Avere a disposizione quasi un mese ci ha permesso di visitare non solo le “mete imperdibili” e le grandi città con tempi non troppo serrati, ma anche di includere mete meno gettonate, per lo meno dal turismo internazionale (non va dimenticato invece che tutta la Cina gode di un frenetico turismo interno ed è difficile visitare i luoghi più conosciuti in “solitudine”) e soprattutto dedicare una settimana allo stato del Sichuan e alle sue riserve naturalistiche. In effetti la promessa fatta a Lavinia di vedere gli adorabili panda, il suo animale preferito, è stata una grande spinta motivazionale per tornare in Cina.

Aver già effettuato un viaggio in questo immenso paese è stato di grande aiuto, soprattutto per l’organizzazione degli spostamenti e la gestione dei tempi; infatti abbiamo agevolmente compiuto lunghi spostamenti sia in treno che in aereo da una regione all’altra, mentre ci siamo affidati ad un autista privato per raggiungerei parchi naturali e le attrazioni del Sichuan. Come sempre l’affidabilità dei trasporti e il rispetto degli orari in Cina sono stati impeccabili.

Difficile dire cosa ci sia piaciuto di più o di meno di questo lunghissimo ed intenso viaggio incredibilmente interessante: affidandoci per una giornata intera ad un autista/guida privato abbiamo potuto recarci su tratti della Grande Muraglia in scenari davvero unici e non frequentati dal turismo di massa, ritrovandoci a camminare in perfetta solitudine su quella che è indubbiamente una delle meraviglie del mondo moderno; un’esperienza semplicemente stupenda. Se Datong e Pingyao ci hanno regalato emozioni autentiche che solo le cittadine più piccole sanno offrire, Xi’An si è rivelata la meta che ci ha maggiormente colpiti: la ritenevamo imperdibile solo per il famoso Esercito di Terracotta (che in realtà si trova nella campagna circostante), ma non riponevamo alcuna aspettativa sulla città in sé che invece è ci è apparsa come una realtà molto dinamica, festaiola e giovanile; qui la sera ci siamo divertiti molto, abbiamo effettuato lo shopping migliore e abbiamo gustato i migliori ravioli artigianali (meriterebbe senz’altro tornarci).

Anche Chengdu, la capitale del Sichiuan, si è rivelata molto accogliente e dinamica e nella natura rigogliosa della regione abbiamo ritrovato quell’accoglienza calorosa, quell’autentica semplicità e i paesaggi inaspettati che contraddistinguono il nostro amato Yunnan e che ci hanno fatto tornare in questo immenso paese chiamato Cina. L’incontro con i panda nella riserva di Wolong è stata ovviamente tenerissima, ma non vediamo l’ora di poterli osservare liberi in natura: ci abbiamo provato nella Tangjiahe National Natural Reserve, dove torneremo in un futuro prossimo, non appena Lavinia sarà in grado di affrontare trekking più impegnativi e notti in tenda sulla cima delle montagne, l’unico modo per aumentare notevolmente le probabilità di scovare gli amorevoli ma terribilmente riservati panda.
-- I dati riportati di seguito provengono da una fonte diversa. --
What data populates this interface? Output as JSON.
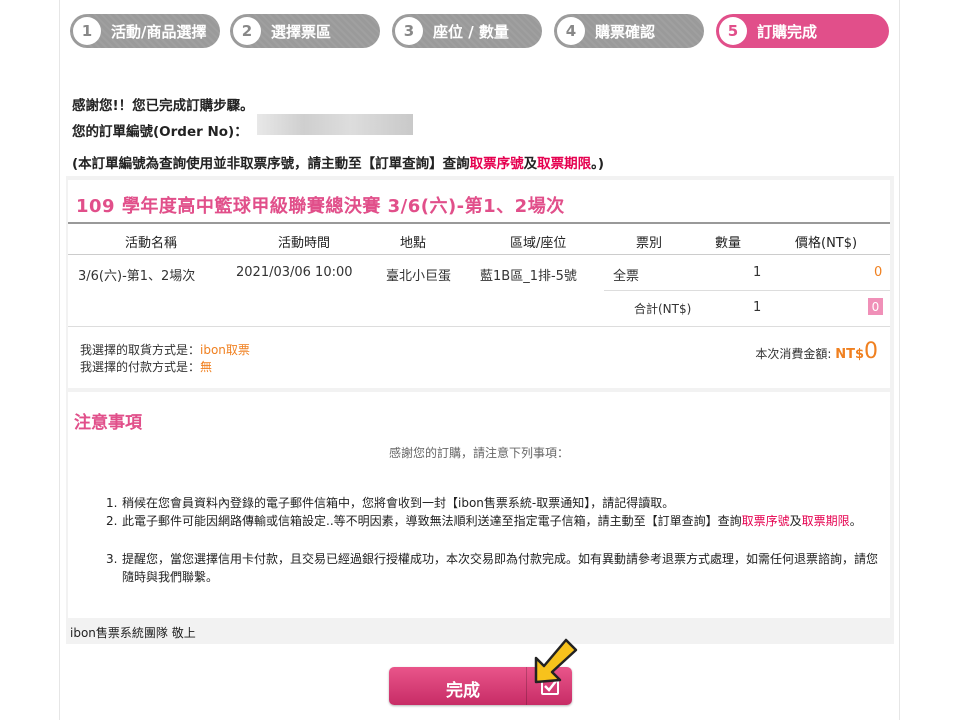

Un volo interno ci ha catapultati tra gli incredibili pinnacoli delle montagne ormai denominate “di Avatar” avendo fatto da sfondo al colossal cinematografico, un luogo di una bellezza unica, dove la natura sembra essersi divertita a creare paesaggi surreali e impossibili, che lascia chiunque senza parole. Infine, dopo esser sopravvissuti a ponti e passerelle di vetro a strapiombo sulle rocce di Zhangjiajie, abbiamo raggiunto la bellissima e futuristica Shanghai, una città proiettata nel domani ma che preserva angoli rimasti fuori del tempo, e dove speriamo di tornare presto.
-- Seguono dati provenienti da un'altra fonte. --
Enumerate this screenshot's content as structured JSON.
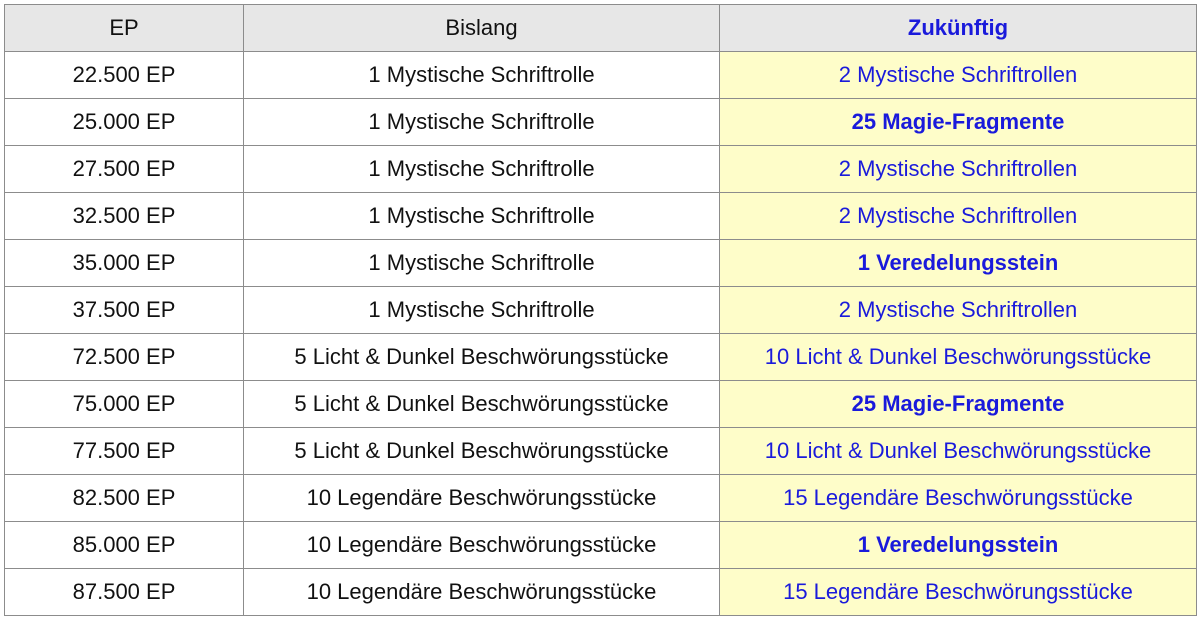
{
  "table": {
    "headers": {
      "ep": "EP",
      "current": "Bislang",
      "future": "Zukünftig"
    },
    "colors": {
      "header_bg": "#e7e7e7",
      "future_bg": "#fefdc9",
      "future_text": "#1a1adb",
      "border": "#8c8c8c"
    },
    "rows": [
      {
        "ep": "22.500 EP",
        "current": "1 Mystische Schriftrolle",
        "future": "2 Mystische Schriftrollen",
        "future_bold": false
      },
      {
        "ep": "25.000 EP",
        "current": "1 Mystische Schriftrolle",
        "future": "25 Magie-Fragmente",
        "future_bold": true
      },
      {
        "ep": "27.500 EP",
        "current": "1 Mystische Schriftrolle",
        "future": "2 Mystische Schriftrollen",
        "future_bold": false
      },
      {
        "ep": "32.500 EP",
        "current": "1 Mystische Schriftrolle",
        "future": "2 Mystische Schriftrollen",
        "future_bold": false
      },
      {
        "ep": "35.000 EP",
        "current": "1 Mystische Schriftrolle",
        "future": "1 Veredelungsstein",
        "future_bold": true
      },
      {
        "ep": "37.500 EP",
        "current": "1 Mystische Schriftrolle",
        "future": "2 Mystische Schriftrollen",
        "future_bold": false
      },
      {
        "ep": "72.500 EP",
        "current": "5 Licht & Dunkel Beschwörungsstücke",
        "future": "10 Licht & Dunkel Beschwörungsstücke",
        "future_bold": false
      },
      {
        "ep": "75.000 EP",
        "current": "5 Licht & Dunkel Beschwörungsstücke",
        "future": "25 Magie-Fragmente",
        "future_bold": true
      },
      {
        "ep": "77.500 EP",
        "current": "5 Licht & Dunkel Beschwörungsstücke",
        "future": "10 Licht & Dunkel Beschwörungsstücke",
        "future_bold": false
      },
      {
        "ep": "82.500 EP",
        "current": "10 Legendäre Beschwörungsstücke",
        "future": "15 Legendäre Beschwörungsstücke",
        "future_bold": false
      },
      {
        "ep": "85.000 EP",
        "current": "10 Legendäre Beschwörungsstücke",
        "future": "1 Veredelungsstein",
        "future_bold": true
      },
      {
        "ep": "87.500 EP",
        "current": "10 Legendäre Beschwörungsstücke",
        "future": "15 Legendäre Beschwörungsstücke",
        "future_bold": false
      }
    ]
  }
}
Il mondo in tasca - Cina - Reportage

Sebbene lo Yunnan abbia toccato maggiormente le nostre anime e penetrato i nostri cuori

certo non possiamo negare che questo “grand tour” della Cina sia stata una gran bella esperienza, uno di quei viaggi che tutti dovrebbe intraprendere almeno una volta nella vita. Siamo tornati con una certezza: sicuramente non si è trattato del nostro ultimo viaggio nell’Impero Celeste, che ormai sembra averci letteralmente conquistati.